Inclusion of Time-Dependent Networks in Maryland Statewide Transportation Model

Sponsors

  • Federal Highway Administration
  • Maryland State Highway Administration

Partner

  • Federal Highway Administration
  • Maryland State Highway Administration

 

Overview

This report describes the development steps, results and the lessons learned from the Inclusion of Time-dependent Networks in the Maryland Statewide Transportation Model (MSTM) project. The report covers the following elements:

  • Modeling tool selection
  • Input data overview
  • Generating and Testing Time-Dependent MSTM Model
  • Validation
  • Scenario testing
  • Output visualization
  • Conclusions and recommendations

 

Current static statewide or regional models help planning and decision-making but they lack the level of detail to analyze the temporal aspects of congestion. On the other hand, planning agencies are required/in need of conducting more detailed, project level analyses that require capturing spatial and temporal changes in traffic patterns such as congestion, queue buildup and dissipation. Therefore, for effective planning, representing user response to emerging strategies which require a time dimension such as Travel Demand Management (TDM), congestion management strategies, ITS applications, and emissions modeling, is becoming increasingly important. Dynamic Traffic Assignment (DTA) methodology can provide measures such as time-dependent link volumes, speed, density, queue length, and can track individual vehicles.
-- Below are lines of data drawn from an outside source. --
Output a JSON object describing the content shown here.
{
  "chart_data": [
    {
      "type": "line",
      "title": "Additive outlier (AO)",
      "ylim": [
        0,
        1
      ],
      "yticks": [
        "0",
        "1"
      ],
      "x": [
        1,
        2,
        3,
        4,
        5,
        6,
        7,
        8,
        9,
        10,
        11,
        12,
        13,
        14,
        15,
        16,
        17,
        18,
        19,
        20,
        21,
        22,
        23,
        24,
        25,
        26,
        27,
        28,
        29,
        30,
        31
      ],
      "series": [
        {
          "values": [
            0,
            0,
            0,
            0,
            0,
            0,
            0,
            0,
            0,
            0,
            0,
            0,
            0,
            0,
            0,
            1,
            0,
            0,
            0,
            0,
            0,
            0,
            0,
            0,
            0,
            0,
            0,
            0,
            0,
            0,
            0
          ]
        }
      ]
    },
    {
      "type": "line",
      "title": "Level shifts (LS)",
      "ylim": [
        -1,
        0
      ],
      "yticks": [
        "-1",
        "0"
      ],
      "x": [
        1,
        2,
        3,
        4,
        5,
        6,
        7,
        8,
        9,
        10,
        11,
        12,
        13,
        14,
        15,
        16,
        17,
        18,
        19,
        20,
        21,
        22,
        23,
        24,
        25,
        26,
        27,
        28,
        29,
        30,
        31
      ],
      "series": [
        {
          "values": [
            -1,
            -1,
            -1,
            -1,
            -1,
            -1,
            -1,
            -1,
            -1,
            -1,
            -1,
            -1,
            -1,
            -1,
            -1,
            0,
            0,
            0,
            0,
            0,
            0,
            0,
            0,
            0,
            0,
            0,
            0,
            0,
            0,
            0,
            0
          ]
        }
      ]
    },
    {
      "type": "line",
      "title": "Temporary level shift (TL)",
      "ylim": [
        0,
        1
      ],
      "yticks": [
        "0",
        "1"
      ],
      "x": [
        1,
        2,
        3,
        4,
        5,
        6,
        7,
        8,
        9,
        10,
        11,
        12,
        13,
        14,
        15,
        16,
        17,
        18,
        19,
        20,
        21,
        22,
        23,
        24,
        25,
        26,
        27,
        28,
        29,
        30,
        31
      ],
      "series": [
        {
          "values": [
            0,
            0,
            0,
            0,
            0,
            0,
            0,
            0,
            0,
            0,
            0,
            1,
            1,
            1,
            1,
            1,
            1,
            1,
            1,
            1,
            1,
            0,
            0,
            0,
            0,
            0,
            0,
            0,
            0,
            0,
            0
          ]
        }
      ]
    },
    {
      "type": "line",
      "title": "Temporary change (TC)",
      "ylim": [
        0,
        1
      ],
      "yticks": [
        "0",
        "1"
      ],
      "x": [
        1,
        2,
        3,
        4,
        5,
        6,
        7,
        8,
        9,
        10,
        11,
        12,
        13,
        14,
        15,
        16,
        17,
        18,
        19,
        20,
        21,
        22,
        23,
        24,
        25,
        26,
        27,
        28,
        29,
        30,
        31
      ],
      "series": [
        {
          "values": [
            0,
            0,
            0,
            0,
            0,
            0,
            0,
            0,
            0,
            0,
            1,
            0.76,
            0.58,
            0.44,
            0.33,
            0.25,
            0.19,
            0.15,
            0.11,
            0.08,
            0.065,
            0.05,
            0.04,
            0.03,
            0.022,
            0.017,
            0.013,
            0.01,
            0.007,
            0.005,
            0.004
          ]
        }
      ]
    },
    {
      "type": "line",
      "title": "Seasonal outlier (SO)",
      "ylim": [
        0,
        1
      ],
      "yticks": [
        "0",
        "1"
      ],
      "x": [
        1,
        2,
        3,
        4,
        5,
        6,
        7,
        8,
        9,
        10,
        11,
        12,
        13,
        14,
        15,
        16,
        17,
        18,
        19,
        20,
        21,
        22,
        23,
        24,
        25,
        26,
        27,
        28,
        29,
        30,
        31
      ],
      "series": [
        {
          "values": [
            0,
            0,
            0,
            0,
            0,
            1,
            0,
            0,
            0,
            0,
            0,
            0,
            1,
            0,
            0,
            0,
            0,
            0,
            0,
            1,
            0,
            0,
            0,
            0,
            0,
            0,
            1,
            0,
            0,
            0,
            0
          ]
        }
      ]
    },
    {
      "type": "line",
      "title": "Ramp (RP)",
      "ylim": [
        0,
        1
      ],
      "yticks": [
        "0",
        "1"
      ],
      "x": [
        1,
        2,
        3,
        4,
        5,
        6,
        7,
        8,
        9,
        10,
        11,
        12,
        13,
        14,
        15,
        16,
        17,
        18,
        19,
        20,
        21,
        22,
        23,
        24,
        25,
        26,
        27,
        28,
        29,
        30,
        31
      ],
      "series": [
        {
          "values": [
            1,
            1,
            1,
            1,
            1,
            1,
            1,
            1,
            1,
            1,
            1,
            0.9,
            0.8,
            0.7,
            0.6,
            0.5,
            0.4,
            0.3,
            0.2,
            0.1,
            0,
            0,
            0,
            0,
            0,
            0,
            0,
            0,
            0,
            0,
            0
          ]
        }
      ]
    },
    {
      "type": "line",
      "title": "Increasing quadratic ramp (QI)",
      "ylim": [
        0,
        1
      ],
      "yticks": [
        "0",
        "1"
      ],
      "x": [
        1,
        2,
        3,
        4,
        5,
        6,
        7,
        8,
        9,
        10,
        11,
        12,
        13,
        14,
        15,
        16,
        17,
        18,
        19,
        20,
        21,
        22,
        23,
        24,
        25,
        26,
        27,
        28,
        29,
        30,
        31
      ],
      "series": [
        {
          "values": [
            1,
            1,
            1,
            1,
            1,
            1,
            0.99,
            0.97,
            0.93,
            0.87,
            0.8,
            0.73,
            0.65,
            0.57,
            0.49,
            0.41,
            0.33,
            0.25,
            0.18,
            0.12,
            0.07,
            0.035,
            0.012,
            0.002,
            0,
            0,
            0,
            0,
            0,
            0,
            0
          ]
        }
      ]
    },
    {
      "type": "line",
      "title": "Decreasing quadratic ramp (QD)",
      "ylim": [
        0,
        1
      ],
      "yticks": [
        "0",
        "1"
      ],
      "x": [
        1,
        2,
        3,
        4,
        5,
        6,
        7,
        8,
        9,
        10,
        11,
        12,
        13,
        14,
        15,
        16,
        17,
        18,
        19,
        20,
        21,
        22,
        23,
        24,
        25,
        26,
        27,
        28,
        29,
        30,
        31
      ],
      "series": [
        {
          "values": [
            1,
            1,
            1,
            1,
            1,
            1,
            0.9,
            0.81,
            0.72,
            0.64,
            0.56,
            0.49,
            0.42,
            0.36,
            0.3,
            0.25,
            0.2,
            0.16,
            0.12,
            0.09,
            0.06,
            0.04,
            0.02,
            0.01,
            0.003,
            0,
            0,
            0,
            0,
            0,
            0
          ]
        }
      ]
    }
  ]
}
Modeling the Maryland Statewide Transportation Model (MSTM) in a Dynamic Traffic Assignment (DTA) platform can provide a more realistic analytic capability through the consideration of the time dimension. This will allow the model to analyze the buildup and decline in congestion, shifting of travel times and queuing on the highway network. The applications that a time-dependent modeling approach can be useful at statewide level include: (i) tracking statewide time-dependent flows, (ii) more accurate representation of congestion, (iii) analyzing impacts of temporal travel restrictions, (iv) impacts of variable tolling, (iv) tracking time-dependent freight flows. For example, the effect of congestion on long distance freight travel can be captured. It may take four to five hours for freight to traverse the State in both peak and off-peak periods. DTA can provide better information on peak spreading and freight routing in anticipation of congestion.